The Mobile Economy infographic. Click to enlarge. {GSMA}

A slew of numbers accompany the report (we’ll get to those in a minute), but interesting is the near-term expectation of little change in the number of people employed in the African mobile ecosystem. That’s right: mobile ecosystem employment levels are expected to remain at 2012 levels for the next five or so years. This is because the rise of distribution channels drove job growth in the past. The problem now is that these channels are labor-intensive but are not high in productivity. Consequently, we can expect productivity to offset customer growth over the next few years. (Of course, other sectors directly tied to content creation will experience employment growth.)

Two other findings stand out among those relating to Africa:

  1. The release of an additional 250 MHz of mobile spectrum in Sub-Saharan Africa in 2014 would mean US $36 billion in benefits by 2020. If this spectrum is properly allocated to mobile communications, another 27 million jobs would potentially be created by 2025. These are huge numbers!
  2. Africa’s contribution toward global mobile ecosystem revenues is growing at 7% annually. No region is experiencing such growth. Even then, Africa’s contribution of mobile revenues to the global ecosystem will not reflect its global population share any time soon.

Additional Africa-region facts from the 100-page report deal with common metrics such as penetration rates and revenue per user.
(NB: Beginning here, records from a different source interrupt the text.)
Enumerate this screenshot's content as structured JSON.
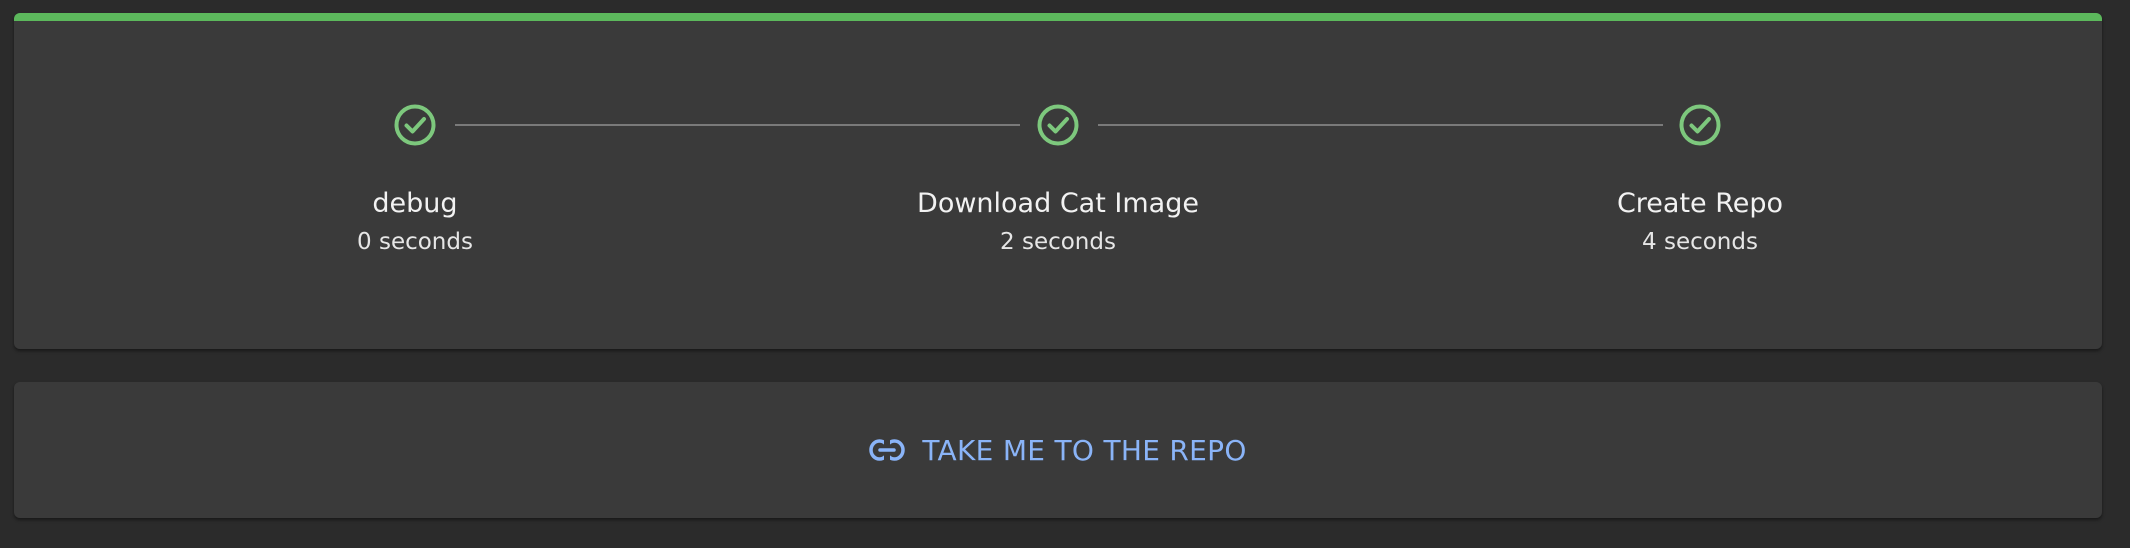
{
  "colors": {
    "success": "#5cb85c",
    "check": "#7dc87d",
    "link": "#8ab4f8"
  },
  "steps": [
    {
      "title": "debug",
      "duration": "0 seconds",
      "status": "complete",
      "icon": "check-circle-icon"
    },
    {
      "title": "Download Cat Image",
      "duration": "2 seconds",
      "status": "complete",
      "icon": "check-circle-icon"
    },
    {
      "title": "Create Repo",
      "duration": "4 seconds",
      "status": "complete",
      "icon": "check-circle-icon"
    }
  ],
  "repo_link": {
    "label": "TAKE ME TO THE REPO",
    "icon": "link-icon"
  }
}
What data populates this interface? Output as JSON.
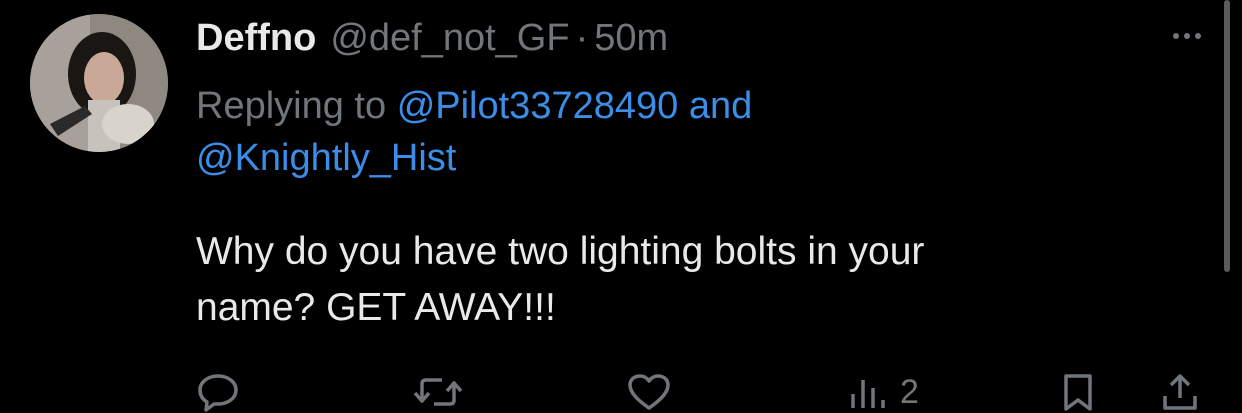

There are no surprises here, but the rapid mobile adoption is made for those less in the know about African mobile trends.

SIM Penetration:

  • Sub-50% in 2008
  • 73% in 2012
  • 97% in 2017
  • 5% in Eritrea
  • 8% 3G penetration rate
  • 96% of African mobile plans are pre-paid, the most of any region by far

Mobile broadband:

  • In 2012, nine-tenths of total broadband connections were mobile broadband connections
  • Mobile data traffic is expected to grow by 79% annually from 2012-2017

Average Revenue Per User (ARPU) has declined by 10% annually from 2008-2012:

  • US $12.20 in 2008
  • US $7.90 in 2012
  • Africa is still the lowest revenue per user global region

Average Revenue Per Subscriber (excludes multi-SIM effects) has declined by 10% annually from 2008-2012:

  • US $18.60 in 2008
  • US $14.80 in 2012
  • Africa is the 2nd lowest revenue per user global region (behind former Soviet states)

Note: The Africa region is defined as 25 nations – Algeria, Angola, Benin, Burkina Faso, Cameroon, Democratic Republic of the Congo, Côte d’Ivoire, Egypt, Ethiopia, Ghana, Kenya, Libya, Madagascar, Mali, Morocco, Mozambique, Nigeria, Senegal, South Africa, Sudan, Tanzania, Tunisia, Uganda, Zambia, Zimbabwe.